ANTONIO RIVERA-EL CORREO
  • El colapso de la relación entre los grandes partidos debilita las instituciones hasta poner en peligro el propio sistema. No se ve solución, ni liderazgo

Cultura política es un concepto de semántica densa y diversa. Es el conjunto predominante de actitudes que comparte una población ante la vida social. Explicaría los fundamentos de estabilidad de un sistema político y, más en concreto, de uno democrático. La gente de un lugar coincide en criterios que permiten hablar de una cultura política, por ejemplo, española, distinta en parte de la francesa. A la vez, el concepto se refiere a los sistemas de creencias que identifican los comportamientos de un sector político; lo que llamaríamos una cultura política en tanto que ideológica (liberal, socialista…). El término remite entonces al resultado común compartido que genera la acción de diferentes subgrupos en competencia.

Esa relación entre lo común y lo distintivo explica el gravísimo conflicto institucional que vivimos y que encuentra causa en lo sucedido en los últimos años. Simplificando mucho, desde la Transición, con gobiernos mayoritariamente de izquierdas, pero también de derechas, una cultura política española se asentó; cuando entró en crisis, algunos la denominaron cultura política o régimen del 78. Aquel tiempo encontró su final en 2004, cuando un atentado mal respondido desde el Gobierno dio lugar a un cambio de color de este. La izquierda de Rodríguez Zapatero revolucionó la cultura política española, introduciendo, además de medidas sociales (la Ley de Dependencia), valores posmaterialistas y consideraciones identitarias que ofuscaron a sus opositores de derechas. Para estos, era un gobernante ilegítimo por cómo había llegado al poder e indigno por los temas que incorporaba al debate. De la tensa relación entre culturas políticas se pasó a la descalificación entre contrarios; de competidores se transitaba hacia la condición de enemigos.

La crisis sistémica de 2008 no ayudó a recomponer puentes porque las políticas de contención de gasto quebraron el consenso social. Una salida de la crisis tan desigual redujo la confianza en los partidos tradicionales y amplió las dos culturas políticas básicas con nuevos grupos generacionales. Al colapso del sistema de partidos se le sumó un doble cisma local: la corrupción y el proceso secesionista catalán, respondido por una derecha gubernamental debilitada que empezó a tirar de los recursos del Estado (policiales, inteligencia, judiciales, legislativos) ante su falta de ideas y de autoridad política.

Desde entonces, la tensión entre las dos grandes culturas políticas se intensificó, mostrándose incapaces tanto de llegar a acuerdos de Estado en situaciones tan extraordinarias como de ensayar otras mayorías a un lado y otro incorporando a las nuevas formaciones. Los movimientos internos en ambos partidos favorecieron sus respectivas expresiones radicalizadas y sectarias. Por su parte, los recién llegados no incorporaron mesura, sino comportamientos de cara a la galería o formas de hacer política típicamente populista.

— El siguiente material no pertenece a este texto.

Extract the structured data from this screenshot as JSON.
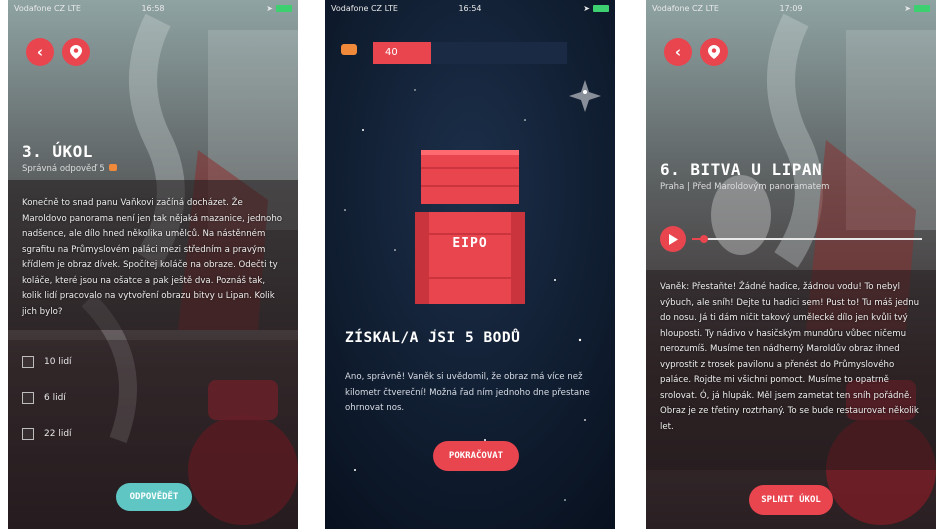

La fase última iniciada con la moción de censura y el Gobierno de izquierdas con apoyo de nacionalistas complicó todavía más la situación. Para una derecha enrabietada, la ilegitimidad de Zapatero la superó ahora Sánchez al ocupar su cargo de manera infame. Los líderes de la izquierda y la derecha procedieron a negarse mutuamente su condición de interlocutores. Por rechazo o por necesidad, los partidos antiespañoles catalanes y vascos cobraron protagonismo e influencia inéditas, y la razón y política de Estado saltaron por los aires. El filibusterismo y las artimañas legales se pusieron a la orden del día, sin que resulte fácil distinguir quién empezó cada una de las batallas y quién lo complicó aún más con su respuesta o reacción.

Lejos de reformarse, la vampirización partidaria de los organismos de control institucional llegó a su extremo y el sistema de contrapesos resulta por completo ineficaz. Los seguidores más entusiastas de cada cultura política y, sobre todo, sus voceros mediáticos se han convertido en ‘hooligans’ de sus líderes y partidos, de los que ha desaparecido la discrepancia interna. La población asiste estupefacta a tamaño espectáculo, pero, estimulada reactivamente por el temor a su respectivo contrario, acudirá presta a las urnas para evitar la posible victoria de este. El problema seguirá creciendo.

Las recientes culturas políticas de partidos viejos y nuevos han conformado una cultura política nacional donde lo institucional se ha debilitado hasta poner en peligro el propio sistema, que se soporta en la confianza entre diferentes y no en la beligerancia extrema. Los episodios que hoy nos quitan el sueño no serán mañana sino puntuales secuencias de un problema de envergadura para el que no se ve solución, ni liderazgo ni actitud social. Recomponer un mínimo de entendimiento es urgente y eso solo lo pueden hacer los responsables de las dos grandes culturas políticas españolas. Pero ¿están por la labor?